La seule solution, c'est cela que le Christ dit en chaque évangile, c'est qu'en chaque homme s'opère une transformation telle qu'il ne puisse plus être ni victime de ce mal ni coopérateur de ce mal. La solu­tion n'est pas universelle, elle n'est pas à l'échelle mondiale ni à l'échelle historique, mais elle est dans la personne humaine ou plutôt dans ma personne hu­maine. Nous oublions nous les chrétiens que si nous croyons, c'est que nous travaillons et que la foi est une opération intérieure, et c'est un travail. Il ne s'agit pas de se jeter dans la foi lorsque le bateau coule, avec une impression que ça ne tient pas. La foi est une opération de longue haleine, comme un enfant qui apprend à marcher, comme un enfant qui apprend à parler, comme des hommes qui apprennent à aimer, pour la simple raison que nous ne naissons pas homme et qu'il nous faut donc devenir homme et que ce devenir homme est le travail et une coopération entre ce que je suis et Lui. Une harmonisation déli­cate, patiente, amoureuse de Dieu qui prend posses­sion de moi, me modèle, m'attend. Je refuse, j'avance. Et si l'homme que je suis, accepte de rentrer dans cette opération que j'appelle la grâce, alors il devient l'homme capable de Dieu, l'humain qui vient de naître et qui ne sera plus le jouet de ce mal mais qui, comme Dieu, sera capable de le voir du haut de sa croix et de commencer à faire naître dans l'humanité qui l'entoure le bien, le bonheur et la paix.

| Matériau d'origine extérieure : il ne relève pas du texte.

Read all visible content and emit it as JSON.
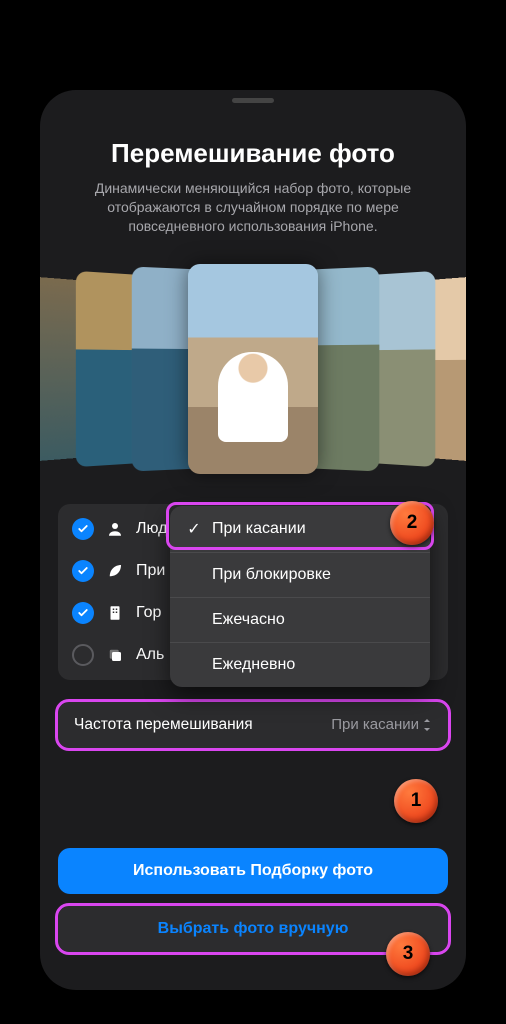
{
  "header": {
    "title": "Перемешивание фото",
    "subtitle": "Динамически меняющийся набор фото, которые отображаются в случайном порядке по мере повседневного использования iPhone."
  },
  "categories": [
    {
      "label": "Люд",
      "checked": true,
      "icon": "person"
    },
    {
      "label": "При",
      "checked": true,
      "icon": "leaf"
    },
    {
      "label": "Гор",
      "checked": true,
      "icon": "building"
    },
    {
      "label": "Аль",
      "checked": false,
      "icon": "stack"
    }
  ],
  "popover": {
    "options": [
      {
        "label": "При касании",
        "selected": true
      },
      {
        "label": "При блокировке",
        "selected": false
      },
      {
        "label": "Ежечасно",
        "selected": false
      },
      {
        "label": "Ежедневно",
        "selected": false
      }
    ]
  },
  "frequency": {
    "label": "Частота перемешивания",
    "value": "При касании"
  },
  "buttons": {
    "primary": "Использовать Подборку фото",
    "secondary": "Выбрать фото вручную"
  },
  "annotations": {
    "b1": "1",
    "b2": "2",
    "b3": "3"
  }
}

Mais souvent nous sommes pris de court. Le malheur nous rattrape avant même que nous ayons commencé à travailler en nous-mêmes et nous som­mes comme écartelés, en conflit entre la blessure que nous éprouvons et le travail pas encore fait sur nous-mêmes. Nous sommes toujours appelés à revenir à Celui qui est en nous et qui nous attend et qui ne ré­pondra pas toujours à nos paradoxes métaphysiques de ce monde qui sont bien prégnants. Par contre Il nous convoque à une relation profonde si interne, si urgente, afin que nous puissions devenir des humains de cette terre. Car s'il y a une chose qui est nette c'est que le mal nous présente des figures d'hommes et de femmes qui ne sont ni des hommes ni des femmes mais qui sont défigurés par cette non-humanité qui est en eux et qui a pris possession d'eux.

Cyrille et Méthode que-nous fêtons en ce jour se sont battus justement pour faire accéder tous ces peuples slaves à la Révélation, leur permettant ainsi de lire dans leur langue, le slavon, les Livres sacrés et de célébrer dans leur propre langue. Ils avaient com­pris qu'il fallait que la Révélation pénètre au plus in­time non pas en réglant les différends ethniques qui surgissaient déjà, mais qu'il fallait qu'un homme soit unique et reçoive lui-même, dans sa propre langue, cette Révélation qui est faite pour lui afin qu'il de­vienne vraiment homme de Dieu.